Death is an illusion

Same here. I see three phases of time from the point of view of any individual. There’s before birth, between birth and death, and after death. For the individual, the before and the after are both empty. Pretty nearly everybody seems to accept the emptiness of the before without any problem, but many people can’t do the same for the after.

I don’t get why this is, unless it’s as simple as people not wanting their sense of self to vanish.

Nor is it free.

According to our new arrival, life is more than mere survival, and we just might live the good life yet.

If you decide that it’s time that’s an illusion, you can decide that the time that you’re alive doesn’t pass, it just stays there with you in it. I would suggest that you also decide to take time to just sit and enjoy being alive once in awhile.

Life could be a dream.

Sh-boom.

I don’t think there is really anything to enjoy about it when you strip away the man made aspects of it. Meaning, purpose, cities, home, a lot of what we take to be real is just what we make up. Home is just furniture and walls, the idea and concept is just your mind.

That being said I don’t buy into souls and stuff, well I used to but over time I found it harder to keep justifying my belief in such matters.

My favorite quote from the film Gladiator - “Death smiles at us all. All a man can do is smile back.”

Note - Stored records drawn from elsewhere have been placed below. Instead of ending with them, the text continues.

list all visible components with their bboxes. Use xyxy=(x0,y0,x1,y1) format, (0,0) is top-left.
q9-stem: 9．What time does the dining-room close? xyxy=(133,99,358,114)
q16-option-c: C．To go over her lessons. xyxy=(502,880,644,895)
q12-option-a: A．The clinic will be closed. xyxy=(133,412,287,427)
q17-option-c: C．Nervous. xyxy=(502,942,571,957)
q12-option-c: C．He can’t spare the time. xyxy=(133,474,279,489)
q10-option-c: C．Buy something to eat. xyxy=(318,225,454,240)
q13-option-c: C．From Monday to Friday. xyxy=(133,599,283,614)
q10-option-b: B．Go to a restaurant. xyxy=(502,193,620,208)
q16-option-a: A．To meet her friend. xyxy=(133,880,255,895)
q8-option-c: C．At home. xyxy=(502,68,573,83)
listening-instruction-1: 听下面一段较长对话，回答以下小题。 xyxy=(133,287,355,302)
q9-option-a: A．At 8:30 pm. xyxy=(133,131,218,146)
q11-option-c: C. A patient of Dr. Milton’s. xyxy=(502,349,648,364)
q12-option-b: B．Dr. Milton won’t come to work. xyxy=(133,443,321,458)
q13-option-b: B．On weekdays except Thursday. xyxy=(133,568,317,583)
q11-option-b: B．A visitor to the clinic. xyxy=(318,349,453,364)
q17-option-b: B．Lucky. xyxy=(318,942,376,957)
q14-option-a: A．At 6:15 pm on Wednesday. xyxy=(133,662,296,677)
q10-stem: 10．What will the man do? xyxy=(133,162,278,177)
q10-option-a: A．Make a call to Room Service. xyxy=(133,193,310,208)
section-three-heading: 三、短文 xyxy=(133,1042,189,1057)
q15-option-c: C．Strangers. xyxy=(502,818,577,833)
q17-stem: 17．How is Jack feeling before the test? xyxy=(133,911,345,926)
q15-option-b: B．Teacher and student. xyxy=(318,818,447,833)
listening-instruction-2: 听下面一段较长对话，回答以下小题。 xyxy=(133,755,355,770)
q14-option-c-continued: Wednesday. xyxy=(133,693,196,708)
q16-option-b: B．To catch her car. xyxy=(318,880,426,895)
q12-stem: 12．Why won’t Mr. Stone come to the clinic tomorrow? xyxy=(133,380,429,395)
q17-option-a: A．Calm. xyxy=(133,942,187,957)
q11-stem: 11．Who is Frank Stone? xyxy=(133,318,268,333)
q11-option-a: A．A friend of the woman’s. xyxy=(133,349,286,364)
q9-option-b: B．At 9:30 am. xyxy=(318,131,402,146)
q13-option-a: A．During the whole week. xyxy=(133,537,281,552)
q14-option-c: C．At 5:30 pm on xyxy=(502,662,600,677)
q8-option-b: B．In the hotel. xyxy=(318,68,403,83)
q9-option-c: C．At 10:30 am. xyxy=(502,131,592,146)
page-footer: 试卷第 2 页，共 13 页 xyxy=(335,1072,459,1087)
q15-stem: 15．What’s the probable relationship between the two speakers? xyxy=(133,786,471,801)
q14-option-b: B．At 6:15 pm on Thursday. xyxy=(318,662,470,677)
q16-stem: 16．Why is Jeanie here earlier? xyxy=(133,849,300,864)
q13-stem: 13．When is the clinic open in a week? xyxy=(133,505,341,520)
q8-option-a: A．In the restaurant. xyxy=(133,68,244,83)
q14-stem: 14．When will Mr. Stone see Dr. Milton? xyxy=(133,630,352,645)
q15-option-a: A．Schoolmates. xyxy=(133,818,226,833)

Unfortunately, questions that are not adequately answered by science - or about which people are just generally ignorant - lend themselves to answers that depend on a person’s point of view or personal history. Here’s a clever little piece about personal perspective.

It’s a little like sex in that way. Before you had your first sexual encounter, you may have wondered what it would be like. Did people really do that sort of thing or was it just something in the movies? Having no personal experience, no context upon which to draw conclusions, it’s easy to come to some pretty interesting conclusions.

So, in general, two things -

  1. Stay away from woo. It never leads anywhere you want to be. You will always be poorer as a result.

  2. Research is important. It can supply some of the context that you lack in personal experience.

Speaking of research, the great Tom Lehrer - “If you’re looking for an adventure of a new and different kind … and come across a girl scout who is similarly inclined…”

I hope you meant this metaphorically and not literally. :smiley:

Don’t do that. This is your problem. You sit and dwell and strip away anything worthwhile, meaningful, enjoyable, purposeful in life and then complain obsessively that life in meaningless and joyless. No fucking shit Sherlock. You’ve fucking ruined it for yourself and insist on haranguing everyone with your incessant pointless whining and navel gazing.

You need to stop. Get some professional help with your obsessive behavior.

Once upon a time I was working on my computer, doing a spreadsheet with my investments. My computer malfunctioned and I pulled the battery to shut it down. When I finally recovered it, there was a file on the hard drive that looked sorta like my investments, but my net worth was eleven trillion dollars.

What I interpret this to mean is that this file was saved while my computer was completely off without power, indicating that computers have some place where they go after this life, and in that place, I’m the richest guy ever.

That’s NDEs in a nutshell.

Machinaforce, don’t take this as a personal attack - and it’s not - but what is your purpose in starting threads in which you ask a question that have an obvious answer - “is death an illusion?” (no, it’s not, it’s very real.) “Are we the universe?” (no, we are tiny humans on a tiny planet in an incomprehensibly vast universe.) What do you get out of all this?
What’s next - “Is pain an illusion?” “Does math really exist?” “Are colors real?”

If your question is based on the video, don’t waste your time. The video starts by saying that consciousness persists beyond death, and that is a contradiction in terms. It just goes downhill from there. The video is just a stream of nonsense that makes no cogent point.

It’s like Wiley Coyote when he runs off a cliff: he’s fine until he looks down.

But it’s got a clip of Jim Carrie saying, “…suddenly I realized that I am the universe!”

I’ve heard of over-sized egos, but Jim’s taken it to a whole new level.

Yeah, but he’s not dead, so I’m not sure what his point was.

He’s a method actor. He was playing the part.

Squant

It’s actually quite the opposite in terms of ego, but you are not the universe just a small part of it. I mean I’m not really sure how to define the universe per se, but my guess is that the view that we are little isolated and atomized people is “wrong” and that we are actually interconnected in a great big whole. Which isn’t really mystical so much as scientific.

I wouldn’t expect an answer from the OP, who very seldom addresses questions like this one or responds to pleas that he/she get help. I’ve decided the payoff must be the number of people who respond.